Mekke’de başlayıp Medine’ye ve tüm dünyaya yayılan İslamiyet gittiği her yerde yeni müesseseler kurdu. Zaman içinde bu eserler günümüze geldi.
Mescitler, medreseler ve camiler şeklinde cisimleşen inanç yapımız müminlerin beş vakit namaz kıldığı mekânlara dönüştü.
İslam tarihinde bir ruhban sınıfı yoktu. İmam ve imamet yoktu. Mezhepler yoktu. Din sade, saf olarak kıtalara gönüllü tebliğcileri aracılığıyla yayıldı.
Zamanla Müslümanlar zenginleştiler. Bu zenginliğin göstergesi olarak mescit, medrese ve camileri inşa ettiler.
Zengin Müslümanlar bu süreçte vakıfları kurarak geride ölmez, itmez kalıcı eserler bıraktılar.
Vakıf sahibi kurduğu müesseselerin tüm ihtiyaçlarını karşıladı. İmamından temizlikçisine kadar her görevliye bir ücret vererek hayırlarını devam ettirdiler.
Bu nedenle Osmanlıda Şeyhülislam ve Kadılar devletten görevleri icabı maaşlarını aldılar fakat devletin gider veya harcama kalemlerinde imam, müezzin kadrosu yoktu. Hiçbir cami, medrese görevlisi devletten maaş almadılar.
Köylerde cami imamları ücretlerini doğrudan köy halkından aldılar. Köylerde zengin aileler “imamlık” adı altında tarla, çayır bağışlayarak tarihte muhteşem bir alicenaplık örneğini gösterdiler. Öyle ki tarlayı, çayırı bağışlayanın adı bile bilinmez oldu. Bu özellik Türk milletiniz inceliğiydi.
Her yıl son baharda camide görev yapacak, çocukları okutacak, cenazeleri yıkayıp kefenleyip mezara defnedecek dini bilgisi yerinde olan birisini köy ihtiyar heyeti çağırır, “hak” karşılığı bir yıllığına anlaşırdı.
İmam olmayı kabul eden kişi bir yıl boyunca dile ilgili işleri yürütür, harman zamanı torbasını alarak köylü tarafından kendisine verilecek buğdayı doldurup evine götürürdü. Yine imam ektiği tarlaları hasat eder, oradan elde ettiği gelirlerle hayatını sürdürürdü.
Büyükşehir kanunu çıkınca köyler mahalle oldu. Köylerdeki imamlıklarda Büyükşehir belediyelerine geçti.

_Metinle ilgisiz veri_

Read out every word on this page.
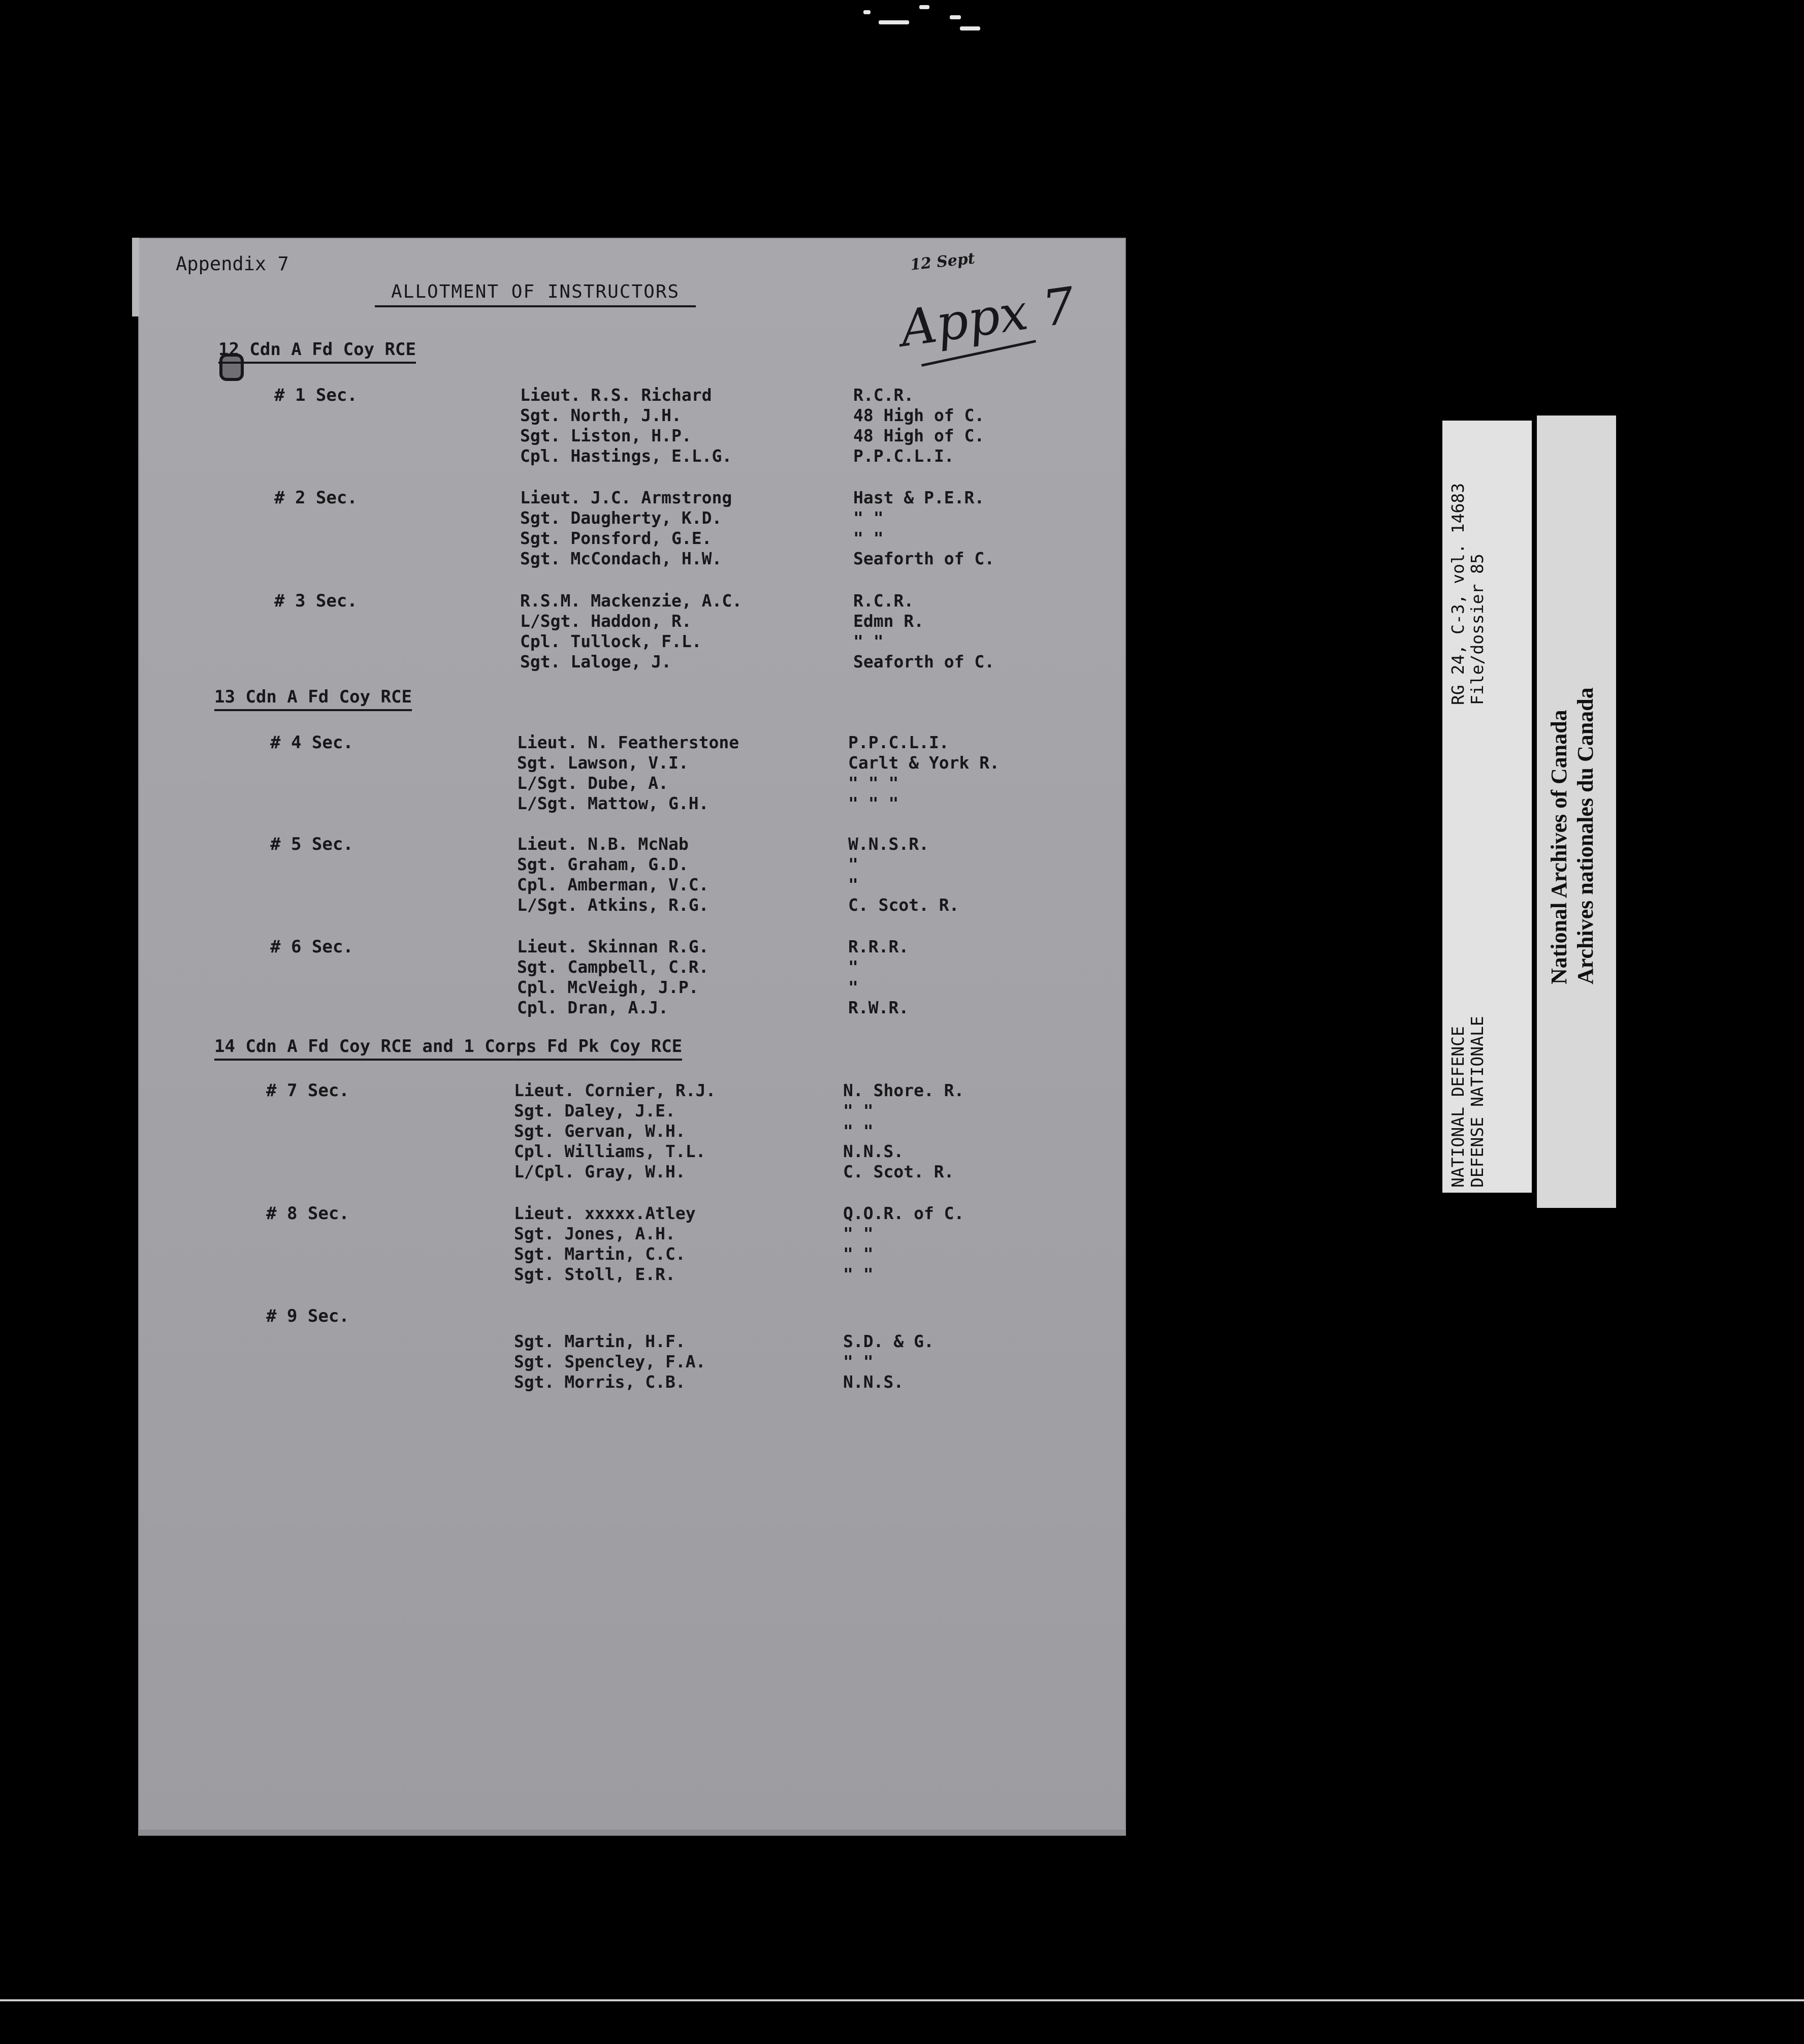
Appendix 7
ALLOTMENT OF INSTRUCTORS
12 Sept
Appx 7
12 Cdn A Fd Coy RCE
# 1 Sec.	Lieut. R.S. Richard	R.C.R.
Sgt. North, J.H.	48 High of C.
Sgt. Liston, H.P.	48 High of C.
Cpl. Hastings, E.L.G.	P.P.C.L.I.
# 2 Sec.	Lieut. J.C. Armstrong	Hast & P.E.R.
Sgt. Daugherty, K.D.	" "
Sgt. Ponsford, G.E.	" "
Sgt. McCondach, H.W.	Seaforth of C.
# 3 Sec.	R.S.M. Mackenzie, A.C.	R.C.R.
L/Sgt. Haddon, R.	Edmn R.
Cpl. Tullock, F.L.	" "
Sgt. Laloge, J.	Seaforth of C.
13 Cdn A Fd Coy RCE
# 4 Sec.	Lieut. N. Featherstone	P.P.C.L.I.
Sgt. Lawson, V.I.	Carlt & York R.
L/Sgt. Dube, A.	" " "
L/Sgt. Mattow, G.H.	" " "
# 5 Sec.	Lieut. N.B. McNab	W.N.S.R.
Sgt. Graham, G.D.	"
Cpl. Amberman, V.C.	"
L/Sgt. Atkins, R.G.	C. Scot. R.
# 6 Sec.	Lieut. Skinnan R.G.	R.R.R.
Sgt. Campbell, C.R.	"
Cpl. McVeigh, J.P.	"
Cpl. Dran, A.J.	R.W.R.
14 Cdn A Fd Coy RCE and 1 Corps Fd Pk Coy RCE
# 7 Sec.	Lieut. Cornier, R.J.	N. Shore. R.
Sgt. Daley, J.E.	" "
Sgt. Gervan, W.H.	" "
Cpl. Williams, T.L.	N.N.S.
L/Cpl. Gray, W.H.	C. Scot. R.
# 8 Sec.	Lieut. xxxxx.Atley	Q.O.R. of C.
Sgt. Jones, A.H.	" "
Sgt. Martin, C.C.	" "
Sgt. Stoll, E.R.	" "
# 9 Sec.
Sgt. Martin, H.F.	S.D. & G.
Sgt. Spencley, F.A.	" "
Sgt. Morris, C.B.	N.N.S.
RG 24, C-3, vol. 14683 File/dossier 85
NATIONAL DEFENCE DEFENSE NATIONALE
National Archives of Canada Archives nationales du Canada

Böylece yüzyıllardır devam eden hayır sahiplerinin köy camisine bağışladığı taşınmazlarda belediyelere geçmiş oldu..
1966 veya 1967 yılında Süleyman Demirel’in başbakanlığında alınan karar gereği camilerde ki görevliler şehir, köy, kasaba ayırt etmeksizin bütün imamlar 657 sayılı devlet memurları kanununa alınarak emekli sandığına bağlandılar.
Özellikle 1970 sonrası siyasi kargaşa içinde devlet görevlisi olarak görevlendirilen imamlar Demirel’e her türlü hakareti yaptılar, mason Demirel dediler ve oylarını da büyük oranda Milli Selamet Partisine verdiler.

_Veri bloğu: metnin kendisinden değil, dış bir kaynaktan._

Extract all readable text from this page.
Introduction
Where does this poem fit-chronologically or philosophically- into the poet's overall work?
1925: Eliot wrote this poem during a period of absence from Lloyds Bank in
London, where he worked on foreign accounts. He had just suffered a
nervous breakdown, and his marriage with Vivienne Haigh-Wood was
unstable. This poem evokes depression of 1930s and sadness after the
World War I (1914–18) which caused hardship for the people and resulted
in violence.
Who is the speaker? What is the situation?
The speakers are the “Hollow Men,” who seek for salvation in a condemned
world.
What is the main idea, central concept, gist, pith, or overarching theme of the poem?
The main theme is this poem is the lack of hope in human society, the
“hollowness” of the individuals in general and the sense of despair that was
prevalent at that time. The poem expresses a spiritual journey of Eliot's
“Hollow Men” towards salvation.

Özellikle 1973 seçimlerinden başlayarak imamlar siyasetin öznesi oldu. Açıkça iktidar partisini desteklediler.
Günümüzde imamlar büyük oranda iktidarı metheder hale geldiler. Elbette istisnalar var. Ancak bu durum ister inanın ister inanmayın insanları camiden ve cemaatten soğuttu.

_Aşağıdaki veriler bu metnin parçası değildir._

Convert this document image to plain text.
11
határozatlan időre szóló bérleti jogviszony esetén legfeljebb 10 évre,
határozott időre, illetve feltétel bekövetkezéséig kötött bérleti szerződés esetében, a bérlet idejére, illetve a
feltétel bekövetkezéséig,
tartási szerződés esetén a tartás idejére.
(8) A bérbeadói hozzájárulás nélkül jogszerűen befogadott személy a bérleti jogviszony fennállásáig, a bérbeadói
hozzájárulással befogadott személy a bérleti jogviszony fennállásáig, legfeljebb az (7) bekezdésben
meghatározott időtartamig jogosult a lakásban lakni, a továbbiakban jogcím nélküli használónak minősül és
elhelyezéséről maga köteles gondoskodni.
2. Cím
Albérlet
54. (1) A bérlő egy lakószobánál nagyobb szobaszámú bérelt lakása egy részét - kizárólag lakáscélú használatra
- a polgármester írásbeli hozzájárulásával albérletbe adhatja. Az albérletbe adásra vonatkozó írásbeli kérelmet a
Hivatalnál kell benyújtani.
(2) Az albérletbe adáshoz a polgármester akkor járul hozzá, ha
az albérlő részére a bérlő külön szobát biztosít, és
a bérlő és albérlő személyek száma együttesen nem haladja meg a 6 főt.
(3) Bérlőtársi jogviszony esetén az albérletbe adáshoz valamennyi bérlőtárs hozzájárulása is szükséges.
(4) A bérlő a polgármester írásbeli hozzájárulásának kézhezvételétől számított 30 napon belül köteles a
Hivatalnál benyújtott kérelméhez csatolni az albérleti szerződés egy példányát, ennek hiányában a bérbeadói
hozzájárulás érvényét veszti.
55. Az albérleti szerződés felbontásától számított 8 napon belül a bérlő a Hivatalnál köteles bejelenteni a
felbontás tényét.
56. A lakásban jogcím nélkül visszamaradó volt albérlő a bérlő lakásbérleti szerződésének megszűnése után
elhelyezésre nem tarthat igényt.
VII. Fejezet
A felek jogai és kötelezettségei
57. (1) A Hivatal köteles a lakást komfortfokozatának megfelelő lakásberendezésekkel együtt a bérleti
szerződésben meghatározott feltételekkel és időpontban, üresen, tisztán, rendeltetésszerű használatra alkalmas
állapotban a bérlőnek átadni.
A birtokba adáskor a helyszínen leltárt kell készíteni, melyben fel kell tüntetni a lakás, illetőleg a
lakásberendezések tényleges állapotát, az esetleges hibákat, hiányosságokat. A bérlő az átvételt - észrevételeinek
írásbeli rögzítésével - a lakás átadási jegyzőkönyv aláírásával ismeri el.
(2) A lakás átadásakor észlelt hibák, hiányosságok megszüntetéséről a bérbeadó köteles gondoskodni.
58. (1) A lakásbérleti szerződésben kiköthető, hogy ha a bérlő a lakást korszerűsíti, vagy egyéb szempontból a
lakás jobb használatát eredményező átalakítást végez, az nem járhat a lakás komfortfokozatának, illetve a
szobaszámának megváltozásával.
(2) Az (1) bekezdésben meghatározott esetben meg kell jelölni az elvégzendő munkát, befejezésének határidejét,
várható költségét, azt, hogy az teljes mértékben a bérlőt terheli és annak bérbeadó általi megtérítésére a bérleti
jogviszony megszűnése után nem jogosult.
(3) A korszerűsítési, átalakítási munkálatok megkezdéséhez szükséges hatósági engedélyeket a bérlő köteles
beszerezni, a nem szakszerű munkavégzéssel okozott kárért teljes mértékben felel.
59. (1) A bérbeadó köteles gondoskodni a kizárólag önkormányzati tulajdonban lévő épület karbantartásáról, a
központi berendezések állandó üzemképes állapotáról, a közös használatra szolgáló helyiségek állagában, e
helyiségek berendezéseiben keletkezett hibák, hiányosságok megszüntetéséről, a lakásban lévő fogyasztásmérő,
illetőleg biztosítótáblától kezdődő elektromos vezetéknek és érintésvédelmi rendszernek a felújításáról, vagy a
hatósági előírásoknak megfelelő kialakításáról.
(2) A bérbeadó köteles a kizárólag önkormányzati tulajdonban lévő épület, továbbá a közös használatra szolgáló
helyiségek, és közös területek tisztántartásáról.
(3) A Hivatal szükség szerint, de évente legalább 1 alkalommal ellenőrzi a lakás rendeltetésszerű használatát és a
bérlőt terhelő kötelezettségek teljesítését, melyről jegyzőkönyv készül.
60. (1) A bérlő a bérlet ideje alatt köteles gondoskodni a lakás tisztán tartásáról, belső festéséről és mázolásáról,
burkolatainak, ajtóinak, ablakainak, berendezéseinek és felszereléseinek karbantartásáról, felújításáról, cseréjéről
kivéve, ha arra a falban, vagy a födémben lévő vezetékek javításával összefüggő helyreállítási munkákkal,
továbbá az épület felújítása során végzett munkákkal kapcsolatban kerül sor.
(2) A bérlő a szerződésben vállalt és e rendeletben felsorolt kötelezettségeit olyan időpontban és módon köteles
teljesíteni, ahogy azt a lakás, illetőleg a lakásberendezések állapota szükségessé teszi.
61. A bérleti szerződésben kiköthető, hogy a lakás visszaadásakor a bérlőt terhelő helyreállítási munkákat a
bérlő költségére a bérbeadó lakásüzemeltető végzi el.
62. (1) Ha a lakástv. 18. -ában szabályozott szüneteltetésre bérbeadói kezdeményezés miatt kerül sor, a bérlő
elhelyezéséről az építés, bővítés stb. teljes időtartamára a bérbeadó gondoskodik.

Bu durum dini söylemlere zarar vermeye başladı. Halende devam ediyor. Tüm söylemlere karşılık insanlar Cuma hariç camiye gitmemeye çalışıyorlar.
Netice olarak diyanet kadrosunda olan insanlar elbet bir partiye oy verebilir. Ancak iktidar ve muhalefeti işaret edecek veya birilerinin değirmenine su taşıyacak olmaktan kesinlikle kaçınmaları gerekir. Ayrıca imamlar artık kendilerini büyük oranda imam değil “namaz kıldırma memuru” olarak tanımlamalarının önüne geçilmelidir.
Sonuç olarak Diyanet İşleri Başkanlığı, din görevlileri asla siyasete bulaşmamalı ve sadece ve sadece doğru dini anlatmaları, tebliğ etmeleri gerekir. Bu özelliği koruyan tüm görevlilere selam olsun.